Clinical evaluations included: UPDRS score in the morning before the first medication intake (off) and 90 min after medication (on). All patients were treated with a combination of levodopa and dopamine agonists. All dosages were converted to levodopa equivalent doses (1 mg pergolide = 1.5 mg pramipexole = 6 mg ropinirole = 1.5 mg cabergoline = 100 mg levodopa).33 Off time was calculated on the basis of a 12 h daily chart provided to patients. Patients were asked to fill out the chart on the 5 days preceding the baseline and the 12 month evaluations, and values were averaged. APO was discontinued at night time. STN‐DBS was performed using stereotactic surgery with microelectrode recording and macrostimulation following MRI targeting and according to previously published surgical procedures.34 Due to the size of the two groups, statistical analysis was performed using the Wilcoxon non‐parametric test to compare baseline versus 12 month condition in each group with Bonferroni correction for multiple comparisons.

Results

After 12 months, APO treatment (74.78±24.42 mg/day) resulted in a reduction in daily off time (−51% from 2.8±0.8 to 1.4±0.5 h/day; p<0.001) and no change in the Abnormal Involuntary Movement Scale (AIMS; +3% from 9.1±2.8 to 9.4±3.1); the Unified Parkinson's Disease Rating Scale motor examination (UPDRS‐III) off score was 32.1±7.3 at baseline and 32.9±8.5 at follow up.
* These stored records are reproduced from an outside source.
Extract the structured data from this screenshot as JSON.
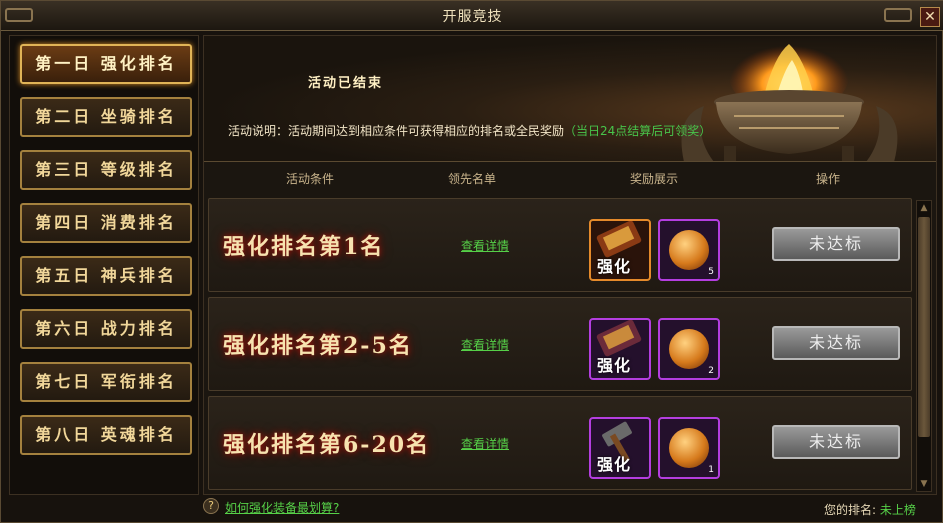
{
  "window": {
    "title": "开服竞技"
  },
  "sidebar": {
    "items": [
      {
        "label": "第一日 强化排名",
        "active": true
      },
      {
        "label": "第二日 坐骑排名",
        "active": false
      },
      {
        "label": "第三日 等级排名",
        "active": false
      },
      {
        "label": "第四日 消费排名",
        "active": false
      },
      {
        "label": "第五日 神兵排名",
        "active": false
      },
      {
        "label": "第六日 战力排名",
        "active": false
      },
      {
        "label": "第七日 军衔排名",
        "active": false
      },
      {
        "label": "第八日 英魂排名",
        "active": false
      }
    ]
  },
  "banner": {
    "status": "活动已结束",
    "description": "活动说明：活动期间达到相应条件可获得相应的排名或全民奖励",
    "note": "（当日24点结算后可领奖）"
  },
  "table": {
    "headers": [
      "活动条件",
      "领先名单",
      "奖励展示",
      "操作"
    ],
    "rows": [
      {
        "condition": "强化排名第1名",
        "detail": "查看详情",
        "rewards": [
          {
            "type": "scroll",
            "label": "强化",
            "rarity": "orange"
          },
          {
            "type": "orb",
            "count": "5",
            "rarity": "purple"
          }
        ],
        "action": "未达标"
      },
      {
        "condition": "强化排名第2-5名",
        "detail": "查看详情",
        "rewards": [
          {
            "type": "scroll",
            "label": "强化",
            "rarity": "purple"
          },
          {
            "type": "orb",
            "count": "2",
            "rarity": "purple"
          }
        ],
        "action": "未达标"
      },
      {
        "condition": "强化排名第6-20名",
        "detail": "查看详情",
        "rewards": [
          {
            "type": "scroll",
            "label": "强化",
            "rarity": "purple"
          },
          {
            "type": "orb",
            "count": "1",
            "rarity": "purple"
          }
        ],
        "action": "未达标"
      }
    ]
  },
  "footer": {
    "help_link": "如何强化装备最划算?",
    "my_rank_label": "您的排名:",
    "my_rank_value": "未上榜"
  },
  "colors": {
    "accent_gold": "#e0b457",
    "link_green": "#56d048",
    "rank_glow": "#a3150b"
  }
}
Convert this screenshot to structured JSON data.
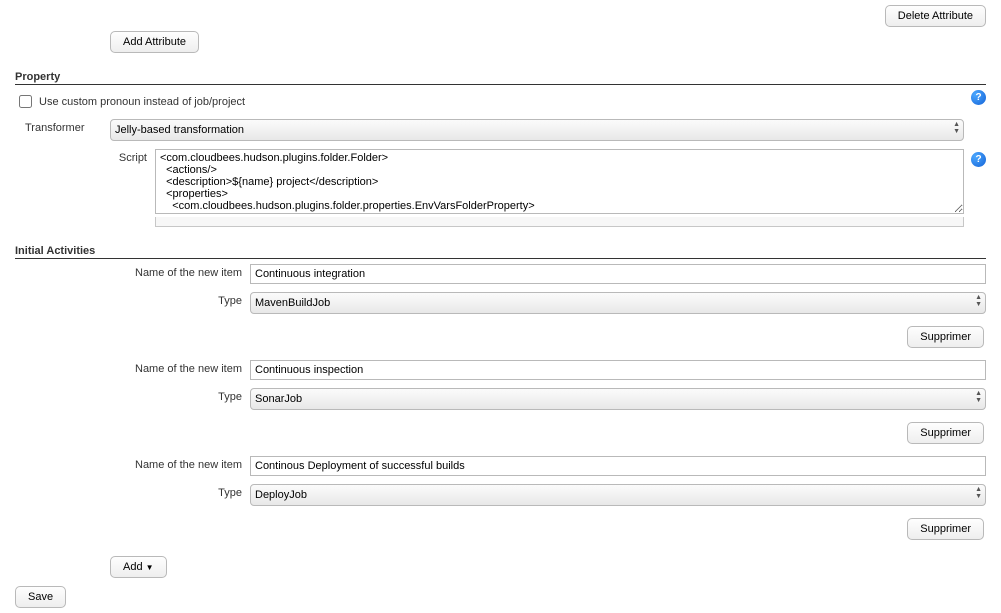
{
  "top": {
    "delete_attr": "Delete Attribute"
  },
  "add_attr": {
    "label": "Add Attribute"
  },
  "property": {
    "heading": "Property",
    "checkbox_label": "Use custom pronoun instead of job/project",
    "transformer_label": "Transformer",
    "transformer_value": "Jelly-based transformation",
    "script_label": "Script",
    "script_value": "<com.cloudbees.hudson.plugins.folder.Folder>\n  <actions/>\n  <description>${name} project</description>\n  <properties>\n    <com.cloudbees.hudson.plugins.folder.properties.EnvVarsFolderProperty>"
  },
  "initial": {
    "heading": "Initial Activities",
    "name_label": "Name of the new item",
    "type_label": "Type",
    "delete_label": "Supprimer",
    "items": [
      {
        "name": "Continuous integration",
        "type": "MavenBuildJob"
      },
      {
        "name": "Continuous inspection",
        "type": "SonarJob"
      },
      {
        "name": "Continous Deployment of successful builds",
        "type": "DeployJob"
      }
    ],
    "add_label": "Add"
  },
  "save_label": "Save"
}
UPDRS‐III scores under treatment did not show any change (19.5±15.6 at baseline and 19.25±14.5 under APO treatment). Levodopa equivalent doses were reduced from 665.98±215 mg/day at baseline to 470±229 mg/day (−29%, p<0.034). We found no significant difference in scores of cognitive and behavioural scales between baseline and 12 month evaluations (table 1).
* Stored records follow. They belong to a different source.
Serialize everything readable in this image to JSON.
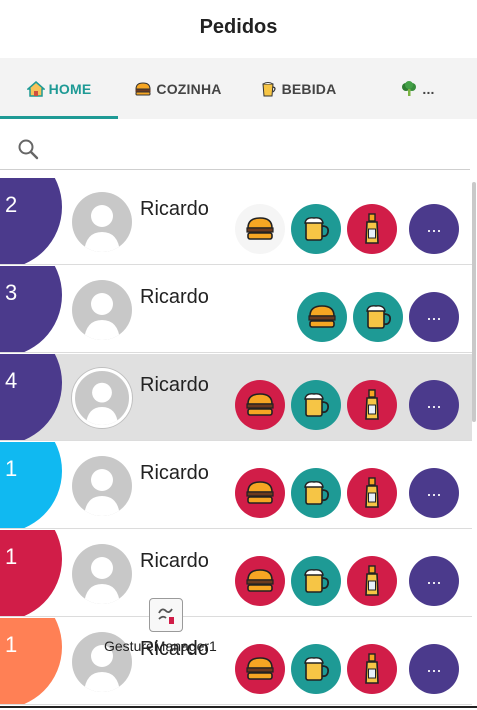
{
  "header": {
    "title": "Pedidos"
  },
  "tabs": [
    {
      "label": "HOME",
      "icon": "home-icon",
      "active": true
    },
    {
      "label": "COZINHA",
      "icon": "burger-icon",
      "active": false
    },
    {
      "label": "BEBIDA",
      "icon": "drink-icon",
      "active": false
    },
    {
      "label": "...",
      "icon": "broccoli-icon",
      "active": false
    }
  ],
  "search": {
    "icon": "search-icon"
  },
  "colors": {
    "accent": "#1e9a95",
    "purple": "#4b3a8c",
    "cyan": "#10b9f1",
    "crimson": "#d11d48",
    "orange": "#ff8055",
    "teal_bg": "#1e9a95",
    "red_bg": "#d11d48",
    "light_bg": "#f5f5f5"
  },
  "orders": [
    {
      "count": "2",
      "name": "Ricardo",
      "color": "#4b3a8c",
      "more": "...",
      "items": [
        "burger-light",
        "beer-teal",
        "bottle-red"
      ]
    },
    {
      "count": "3",
      "name": "Ricardo",
      "color": "#4b3a8c",
      "more": "...",
      "items": [
        "burger-teal",
        "beer-teal"
      ]
    },
    {
      "count": "4",
      "name": "Ricardo",
      "color": "#4b3a8c",
      "more": "...",
      "items": [
        "burger-red",
        "beer-teal",
        "bottle-red"
      ]
    },
    {
      "count": "1",
      "name": "Ricardo",
      "color": "#10b9f1",
      "more": "...",
      "items": [
        "burger-red",
        "beer-teal",
        "bottle-red"
      ]
    },
    {
      "count": "1",
      "name": "Ricardo",
      "color": "#d11d48",
      "more": "...",
      "items": [
        "burger-red",
        "beer-teal",
        "bottle-red"
      ]
    },
    {
      "count": "1",
      "name": "Ricardo",
      "color": "#ff8055",
      "more": "...",
      "items": [
        "burger-red",
        "beer-teal",
        "bottle-red"
      ]
    }
  ],
  "overlay": {
    "label": "GestureManager1",
    "icon": "gesture-manager-icon"
  }
}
Table 1 NPS assessment results.

Test Baseline, mean (SD) 12 Months, mean (SD) t z p
DBS treatment
 MMSE 28.80 (1.78) 29.38 (1.06) 5.5 1.44 0.15
 PWL 10.63 (4.28) 9.95 (3.76) 35.0 0.31 0.75
 CPM 30.00 (4.85) 31.92 (3.37) 18.5 1.61 0.11
 PF 30.67 (7.16) 28.08 (6.43) 14.0 1.38 0.17
 CF 43.58 (7.83) 36.58 (10.23) 1.5 2.94 0.00
 NPI 6.58 (9.83) 18.16 (10.24) 6.0 2.40 0.02
 HDRS 4.83 (2.69) 7.0 (5.2) 13.5 1.73 0.08
APO treatment
 MMSE 28.32 (2.49) 27.58 (4.61) 31.0 0.63 0.53
 CVLT 45.62 (9.74) 53.65 (20.36) 7.0 1.18 0.24
 Corsi test 4.90 (0.56) 4.25 (1.37) 10.5 1.73 0.08
 NPI 10.08 (15.15) 10.92 (11.29) 31.5 0.13 0.89
 HDRS 10.00 (7.32) 7.46 (5.98) 16.0 1.51 0.13

The last three columns contain statistical results: differences between baseline and 12 months are significant (p<0.05 corrected) only for CF and NPI in the DBS group (CF was not assessed in the APO group).
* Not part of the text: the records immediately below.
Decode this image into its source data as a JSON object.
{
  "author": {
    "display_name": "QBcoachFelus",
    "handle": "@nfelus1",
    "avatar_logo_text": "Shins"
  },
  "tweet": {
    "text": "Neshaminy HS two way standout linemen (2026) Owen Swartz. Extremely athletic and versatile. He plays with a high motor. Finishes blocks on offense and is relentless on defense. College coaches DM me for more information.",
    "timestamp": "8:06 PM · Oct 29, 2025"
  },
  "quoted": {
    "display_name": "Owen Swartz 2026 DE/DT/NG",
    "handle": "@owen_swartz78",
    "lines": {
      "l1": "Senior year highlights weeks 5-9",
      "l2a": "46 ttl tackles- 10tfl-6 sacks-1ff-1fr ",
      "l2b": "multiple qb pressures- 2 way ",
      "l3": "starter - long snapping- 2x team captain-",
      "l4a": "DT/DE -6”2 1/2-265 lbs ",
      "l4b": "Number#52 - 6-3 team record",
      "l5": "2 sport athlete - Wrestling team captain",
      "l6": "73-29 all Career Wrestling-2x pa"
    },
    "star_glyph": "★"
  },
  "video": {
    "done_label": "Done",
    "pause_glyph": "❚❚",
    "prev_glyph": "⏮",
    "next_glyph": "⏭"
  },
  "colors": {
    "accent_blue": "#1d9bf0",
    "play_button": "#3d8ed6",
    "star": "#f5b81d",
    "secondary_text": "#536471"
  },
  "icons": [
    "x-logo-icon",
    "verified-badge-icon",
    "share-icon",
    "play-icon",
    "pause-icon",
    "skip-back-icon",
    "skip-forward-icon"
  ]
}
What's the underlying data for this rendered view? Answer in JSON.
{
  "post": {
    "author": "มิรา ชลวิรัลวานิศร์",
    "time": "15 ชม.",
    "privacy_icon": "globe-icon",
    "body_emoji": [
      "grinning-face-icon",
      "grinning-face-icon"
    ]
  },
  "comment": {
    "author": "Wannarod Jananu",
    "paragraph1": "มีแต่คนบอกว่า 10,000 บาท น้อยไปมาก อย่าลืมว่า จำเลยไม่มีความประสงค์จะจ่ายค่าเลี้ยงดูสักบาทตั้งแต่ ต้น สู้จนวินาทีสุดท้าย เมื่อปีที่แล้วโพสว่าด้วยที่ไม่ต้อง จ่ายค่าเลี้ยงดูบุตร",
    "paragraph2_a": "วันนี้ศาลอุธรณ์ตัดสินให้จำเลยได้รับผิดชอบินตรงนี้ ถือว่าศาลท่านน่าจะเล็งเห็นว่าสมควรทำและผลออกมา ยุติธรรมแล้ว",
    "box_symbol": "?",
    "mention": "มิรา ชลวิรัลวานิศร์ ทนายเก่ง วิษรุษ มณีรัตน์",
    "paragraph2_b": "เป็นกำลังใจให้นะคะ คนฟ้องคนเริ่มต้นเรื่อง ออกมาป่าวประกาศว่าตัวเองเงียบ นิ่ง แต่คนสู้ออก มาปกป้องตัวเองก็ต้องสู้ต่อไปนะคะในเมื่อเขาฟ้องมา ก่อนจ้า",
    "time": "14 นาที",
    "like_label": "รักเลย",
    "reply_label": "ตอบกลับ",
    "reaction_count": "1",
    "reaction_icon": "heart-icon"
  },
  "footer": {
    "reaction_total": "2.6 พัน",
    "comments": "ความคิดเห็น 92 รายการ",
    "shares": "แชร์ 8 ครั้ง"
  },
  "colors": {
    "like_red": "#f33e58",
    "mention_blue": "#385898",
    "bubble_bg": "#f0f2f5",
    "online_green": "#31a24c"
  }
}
DBS‐STN treatment resulted in significant clinical improvement in terms of reduction in daily off time (−76% from 3.1±1 to 0.8±0.7 h/day; p<0.001) and AIMS (−81% from 10.2±2.9 to 1.9±1.1; p<0.001) as well as levodopa equivalent doses (980±835 to 374±284 mg/day; −62%, p<0.003). We found an improvement in UPDRS‐III scores off medication with stimulator on (from 33.5±12.9 to 15.7±7; p<0.003) and no significant change but a trend for a decrement in the on medication state (from 15.7±7.3 to 12.8±5.9; p = 0.073). In these patients we found a significant worsening of both CF and NPI (table 1): we found higher NPI scores in seven out of 12 patients. Reasons for increased NPI were apathy, anxiety, and depression, and one patient showed hypomaniac behaviour. None of these patients had experienced behavioral symptoms requiring psychiatric counseling before DBS.

Discussion

We found that both APO and DBS‐STN led to significant clinical improvement in this group of advanced PD patients. Clinically, STN‐DBS resulted in greater reduction in dopaminergic medications and off time improvement. Moreover, it provided 24 h motor benefit. However, STN‐DBS appeared to be associated with a significant worsening of neuropsychiatric scales resulting in long term behavioural problems in some patients. APO treatment, in contrast, did not affect cognitive or neuropsychiatric functions. A limitation of our study was that patients were not randomised and baseline differences as well as a non‐uniform assessment protocol might have potentially interfered with our conclusions.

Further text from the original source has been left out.